Monday, February 9, 2009

Passing of Time

It's hard to write here. It's hard to think clearly, even. In spite of the pervasiveness of the figures of my present--husband, children, dogs--when I am up late at night by myself in this house, the only one awake in the household, the years run together, are fluid, and I might as well be eighteen, twenty, twelve.

A little while ago I took the dogs outside. It is much warmer than it has been, but it was still cold--the best kind of cold, in which an inhaled breath feels clean and your hands don't freeze without gloves. I walked across the patio, down the stone steps and onto the driveway, covered with sand over ice.  I found myself thinking about how when you grow up walking on ice, you know how to walk on ice, don't fall. And then, as the dogs romped in the snow, I looked up.

The sky was black and lit up with stars, framed by the trees, the same trees that have framed the same stars for as long as my parents have lived in this house.
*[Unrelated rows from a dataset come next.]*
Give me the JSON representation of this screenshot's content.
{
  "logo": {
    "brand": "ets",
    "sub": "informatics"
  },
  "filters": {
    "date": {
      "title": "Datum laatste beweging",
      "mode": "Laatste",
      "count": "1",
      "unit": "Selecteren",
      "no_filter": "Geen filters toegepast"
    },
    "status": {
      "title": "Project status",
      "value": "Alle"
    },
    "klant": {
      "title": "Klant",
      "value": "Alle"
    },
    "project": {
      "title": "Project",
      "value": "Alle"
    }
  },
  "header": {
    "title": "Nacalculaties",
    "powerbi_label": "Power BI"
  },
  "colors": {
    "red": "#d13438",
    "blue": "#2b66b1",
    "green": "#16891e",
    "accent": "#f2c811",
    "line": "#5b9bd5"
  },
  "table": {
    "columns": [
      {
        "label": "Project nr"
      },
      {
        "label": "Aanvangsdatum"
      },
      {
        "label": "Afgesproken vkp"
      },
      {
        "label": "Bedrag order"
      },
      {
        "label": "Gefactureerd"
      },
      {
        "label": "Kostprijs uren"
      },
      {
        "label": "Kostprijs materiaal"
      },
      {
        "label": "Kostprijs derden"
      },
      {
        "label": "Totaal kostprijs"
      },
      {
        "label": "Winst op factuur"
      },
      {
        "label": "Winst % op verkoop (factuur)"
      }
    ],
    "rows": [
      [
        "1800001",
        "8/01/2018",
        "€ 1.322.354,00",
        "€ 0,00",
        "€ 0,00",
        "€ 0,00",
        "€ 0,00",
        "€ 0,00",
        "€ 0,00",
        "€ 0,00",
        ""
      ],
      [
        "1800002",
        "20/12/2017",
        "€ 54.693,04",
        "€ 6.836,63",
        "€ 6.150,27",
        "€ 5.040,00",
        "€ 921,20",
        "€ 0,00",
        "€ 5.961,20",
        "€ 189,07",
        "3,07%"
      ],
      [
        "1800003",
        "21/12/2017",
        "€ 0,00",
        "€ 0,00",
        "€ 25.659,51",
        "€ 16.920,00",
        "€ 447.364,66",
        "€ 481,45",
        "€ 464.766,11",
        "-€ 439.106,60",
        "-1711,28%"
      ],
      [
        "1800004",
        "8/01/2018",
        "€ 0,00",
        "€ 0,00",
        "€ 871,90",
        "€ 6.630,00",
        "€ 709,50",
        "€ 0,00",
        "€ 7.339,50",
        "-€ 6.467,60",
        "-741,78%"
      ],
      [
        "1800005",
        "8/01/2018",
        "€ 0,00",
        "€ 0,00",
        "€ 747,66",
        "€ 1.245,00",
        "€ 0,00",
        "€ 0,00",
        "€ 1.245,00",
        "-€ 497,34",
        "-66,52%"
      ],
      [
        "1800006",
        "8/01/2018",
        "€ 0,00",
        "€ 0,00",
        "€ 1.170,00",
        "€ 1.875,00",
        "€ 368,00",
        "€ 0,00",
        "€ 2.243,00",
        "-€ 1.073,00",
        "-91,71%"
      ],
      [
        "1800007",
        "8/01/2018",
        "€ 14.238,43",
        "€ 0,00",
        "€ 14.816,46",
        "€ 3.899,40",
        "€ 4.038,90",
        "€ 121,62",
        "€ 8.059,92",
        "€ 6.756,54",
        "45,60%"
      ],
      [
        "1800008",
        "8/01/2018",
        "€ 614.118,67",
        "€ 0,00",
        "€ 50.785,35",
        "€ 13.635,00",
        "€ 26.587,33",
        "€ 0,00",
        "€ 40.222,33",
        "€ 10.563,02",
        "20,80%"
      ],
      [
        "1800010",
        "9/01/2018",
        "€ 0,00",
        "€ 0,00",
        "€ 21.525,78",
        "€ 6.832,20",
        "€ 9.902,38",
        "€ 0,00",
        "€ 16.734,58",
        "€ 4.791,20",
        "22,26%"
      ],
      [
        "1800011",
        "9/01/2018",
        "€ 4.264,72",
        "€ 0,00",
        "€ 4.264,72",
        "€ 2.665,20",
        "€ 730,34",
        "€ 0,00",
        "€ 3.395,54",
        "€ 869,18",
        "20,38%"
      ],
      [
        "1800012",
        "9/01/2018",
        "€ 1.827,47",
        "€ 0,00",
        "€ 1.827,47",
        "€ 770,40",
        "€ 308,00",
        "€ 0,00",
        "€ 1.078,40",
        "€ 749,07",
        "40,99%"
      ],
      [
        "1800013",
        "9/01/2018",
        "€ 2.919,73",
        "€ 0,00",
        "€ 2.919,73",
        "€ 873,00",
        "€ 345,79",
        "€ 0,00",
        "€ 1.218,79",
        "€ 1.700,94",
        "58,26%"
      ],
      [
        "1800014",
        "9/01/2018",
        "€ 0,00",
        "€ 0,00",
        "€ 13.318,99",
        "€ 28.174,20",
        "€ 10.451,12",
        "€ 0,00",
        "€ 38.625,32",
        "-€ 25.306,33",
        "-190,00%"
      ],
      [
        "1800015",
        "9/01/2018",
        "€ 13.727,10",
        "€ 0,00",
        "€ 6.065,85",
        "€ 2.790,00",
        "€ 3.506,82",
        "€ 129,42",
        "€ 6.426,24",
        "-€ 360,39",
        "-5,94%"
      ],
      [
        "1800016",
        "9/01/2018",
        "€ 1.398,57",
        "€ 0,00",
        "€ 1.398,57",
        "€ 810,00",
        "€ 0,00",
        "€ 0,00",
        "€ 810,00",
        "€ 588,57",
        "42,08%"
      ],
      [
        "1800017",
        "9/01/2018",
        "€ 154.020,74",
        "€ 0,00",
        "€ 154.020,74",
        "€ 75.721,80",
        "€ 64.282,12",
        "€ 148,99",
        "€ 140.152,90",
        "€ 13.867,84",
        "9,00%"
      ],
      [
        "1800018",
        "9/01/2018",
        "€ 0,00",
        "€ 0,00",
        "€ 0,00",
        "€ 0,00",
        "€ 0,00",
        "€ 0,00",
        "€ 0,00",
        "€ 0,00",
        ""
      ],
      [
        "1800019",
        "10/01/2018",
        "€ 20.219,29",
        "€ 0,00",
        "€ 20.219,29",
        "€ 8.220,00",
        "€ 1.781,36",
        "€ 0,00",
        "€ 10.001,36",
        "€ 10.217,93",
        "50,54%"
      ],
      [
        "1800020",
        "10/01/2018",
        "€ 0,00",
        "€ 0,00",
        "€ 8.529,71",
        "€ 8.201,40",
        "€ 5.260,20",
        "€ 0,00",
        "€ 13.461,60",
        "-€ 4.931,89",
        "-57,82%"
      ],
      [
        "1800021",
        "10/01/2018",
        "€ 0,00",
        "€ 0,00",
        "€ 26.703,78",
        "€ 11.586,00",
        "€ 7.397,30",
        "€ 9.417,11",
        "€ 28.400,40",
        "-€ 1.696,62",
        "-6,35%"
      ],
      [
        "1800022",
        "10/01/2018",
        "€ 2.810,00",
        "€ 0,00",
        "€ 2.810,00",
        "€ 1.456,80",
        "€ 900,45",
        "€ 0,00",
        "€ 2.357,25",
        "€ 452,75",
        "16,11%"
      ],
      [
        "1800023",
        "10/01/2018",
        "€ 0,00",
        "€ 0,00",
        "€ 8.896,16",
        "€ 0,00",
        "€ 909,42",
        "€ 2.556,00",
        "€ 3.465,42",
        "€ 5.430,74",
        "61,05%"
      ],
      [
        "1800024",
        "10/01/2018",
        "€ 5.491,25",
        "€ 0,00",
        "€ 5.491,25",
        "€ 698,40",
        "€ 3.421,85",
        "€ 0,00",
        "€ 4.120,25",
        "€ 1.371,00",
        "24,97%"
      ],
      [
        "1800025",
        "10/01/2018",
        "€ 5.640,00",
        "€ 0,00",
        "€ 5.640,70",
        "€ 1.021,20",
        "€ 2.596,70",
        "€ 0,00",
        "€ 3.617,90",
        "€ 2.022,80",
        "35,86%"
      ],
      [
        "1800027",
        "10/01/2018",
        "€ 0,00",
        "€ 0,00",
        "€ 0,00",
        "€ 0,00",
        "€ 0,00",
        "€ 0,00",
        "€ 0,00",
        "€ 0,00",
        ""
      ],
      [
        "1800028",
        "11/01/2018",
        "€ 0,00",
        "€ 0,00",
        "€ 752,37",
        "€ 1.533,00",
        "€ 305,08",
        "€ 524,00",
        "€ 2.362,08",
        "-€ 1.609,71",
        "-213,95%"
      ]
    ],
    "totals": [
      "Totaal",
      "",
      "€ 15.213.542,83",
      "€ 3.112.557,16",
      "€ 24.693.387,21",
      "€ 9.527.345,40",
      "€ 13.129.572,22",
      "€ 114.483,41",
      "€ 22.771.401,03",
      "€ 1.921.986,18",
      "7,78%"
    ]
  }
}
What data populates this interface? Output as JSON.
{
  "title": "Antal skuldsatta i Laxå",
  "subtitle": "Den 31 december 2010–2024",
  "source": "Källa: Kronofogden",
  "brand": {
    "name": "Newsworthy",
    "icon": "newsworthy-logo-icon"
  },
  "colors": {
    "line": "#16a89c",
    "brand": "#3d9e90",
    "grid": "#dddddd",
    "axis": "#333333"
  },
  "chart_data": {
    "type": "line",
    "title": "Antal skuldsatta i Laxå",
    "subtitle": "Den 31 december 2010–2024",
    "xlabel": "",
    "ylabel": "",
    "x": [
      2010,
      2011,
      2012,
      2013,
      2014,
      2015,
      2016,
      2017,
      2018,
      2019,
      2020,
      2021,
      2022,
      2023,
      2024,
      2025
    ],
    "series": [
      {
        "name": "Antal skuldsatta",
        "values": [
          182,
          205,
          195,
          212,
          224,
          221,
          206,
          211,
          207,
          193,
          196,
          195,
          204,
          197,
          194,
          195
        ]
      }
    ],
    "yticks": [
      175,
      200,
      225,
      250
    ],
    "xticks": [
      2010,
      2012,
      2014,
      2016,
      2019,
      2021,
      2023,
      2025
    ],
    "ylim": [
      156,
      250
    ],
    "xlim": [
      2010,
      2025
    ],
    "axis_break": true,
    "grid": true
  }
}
That patch of sky, the same patch gazed up at all those summer afternoons I lay on the lawn, the same patch taken in on so many other winter nights.

And I just stood there, letting the dogs prance in the cold, clean air, looking up, looking at the stars, thinking about my grandmother, who is now just 93, and about this house, and how it never changes, and about how I do and don't, and about the way it feels to be the right kind of cold alone, outdoors, on a clear winter night.

2 comments:

Anonymous said...

It sounds as though you are missing the sight of the trees and sky and clear air.

J and D said...

I often think the same thing about trees in my parents yard or when I driving at night down the main streets. The sky and the trees truly do evoke? a feeling of safety and feeling young and familiar. You were able to word how I often feel.